How do the knowledge and skills gained during your time at Marxe School enable you to face challenges in your current role as the Executive Director of Human Services Programs of Carroll County?
After five years in government service, I decided to return to the nonprofit sector, armed with a knowledge of government that prepared me to be a stronger leader. I was honored to step in as the 4th ED in the agencies 29 years. HSP has an amazing foundation, and I am able to work with a team fired up about making the next 30 years even better. HSP has 17 different programs that have operated in silos. In my first year as the Executive Director of HSP, I have worked with my team to tackle developing a $4.2 million agency-wide operating budget, using data to shed light on program effectiveness, and creating processes to bring all of the programs together to better wrap around individuals and families. My ability to lead my team through many of these challenges have come from my years in the field; however, the skills to actually accomplish many of those goals were developed through my classroom experiences at Baruch. The professors I had were practitioners who brought real life experiences to the classroom that made the topics very applicable. In addition to my position as ED of HSP, I am also a professor at the University of Baltimore in the College of Public Affairs. It is my hope that I have the same ability to impact my students the way that my professors at Baruch have impacted me.
Congratulations on your second book“Chip: Use Everything You Have To Do Everything You Do”! Please tell us more about your books and workshops that you developed.

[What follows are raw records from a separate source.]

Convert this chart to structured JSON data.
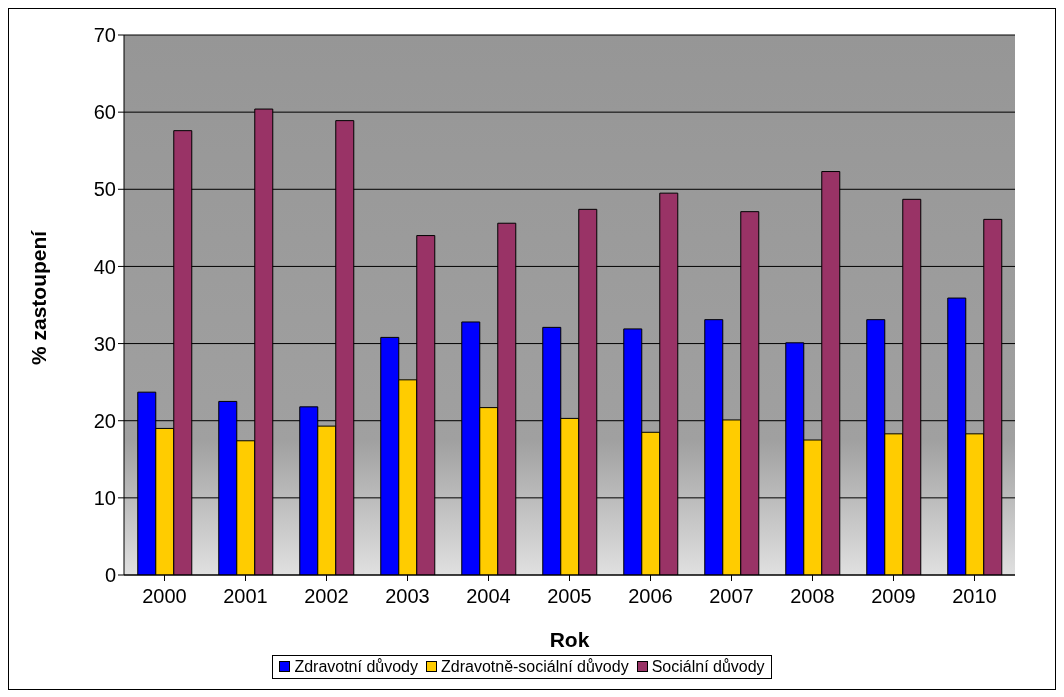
{
  "chart_data": {
    "type": "bar",
    "xlabel": "Rok",
    "ylabel": "% zastoupení",
    "categories": [
      "2000",
      "2001",
      "2002",
      "2003",
      "2004",
      "2005",
      "2006",
      "2007",
      "2008",
      "2009",
      "2010"
    ],
    "series": [
      {
        "name": "Zdravotní důvody",
        "color": "#0000ff",
        "values": [
          23.7,
          22.5,
          21.8,
          30.8,
          32.8,
          32.1,
          31.9,
          33.1,
          30.1,
          33.1,
          35.9
        ]
      },
      {
        "name": "Zdravotně-sociální důvody",
        "color": "#ffcc00",
        "values": [
          19.0,
          17.4,
          19.3,
          25.3,
          21.7,
          20.3,
          18.5,
          20.1,
          17.5,
          18.3,
          18.3
        ]
      },
      {
        "name": "Sociální důvody",
        "color": "#993366",
        "values": [
          57.6,
          60.4,
          58.9,
          44.0,
          45.6,
          47.4,
          49.5,
          47.1,
          52.3,
          48.7,
          46.1
        ]
      }
    ],
    "ylim": [
      0,
      70
    ],
    "yticks": [
      0,
      10,
      20,
      30,
      40,
      50,
      60,
      70
    ],
    "grid": "y",
    "legend": "bottom"
  }
}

My first book, “Leadership Development for Human Services Professionals” is a compilation of trainings that I had developed over the past 10-15 years around Leadership Development. It is a workbook that has many of the activities that I have used—and continue to use—in workshops and trainings. (ie. the Department of Human Resources, Johns Hopkins, Prologue Inc. etc…) Chip, however, was more of a labor of love. When I was eight years old, I had an assignment to write a poem. What I wrote became my life’s mantra.
Use Everything You Have
To Do Everything You Do
Because Everything You Do
Is A Chip Off Of You
I began sharing that poem when facilitating trainings and workshops, sharing the story behind the poem, and the evolution of it’s meaning. I was encouraged by my better half to sit and finally put pen to paper. After about three years and many edits and versions, Chip was born. I have since developed a workshop specifically around Chip and the idea of figuring out who you are personally and professionally. Currently I am also working on my third book “Goal Cartography: Working Backwards Toward Success”. This book picks up where Chip ends. Goal Cartography is a process that helps an individual to construct a pathway to reach their ultimate goal.
I am honored to be interviewed by the Marxe School of Public and International Affairs. I hope that my story encourages others to open themselves up to all that this program has to offer. I truly believe that I am a better leader because of my education at Baruch.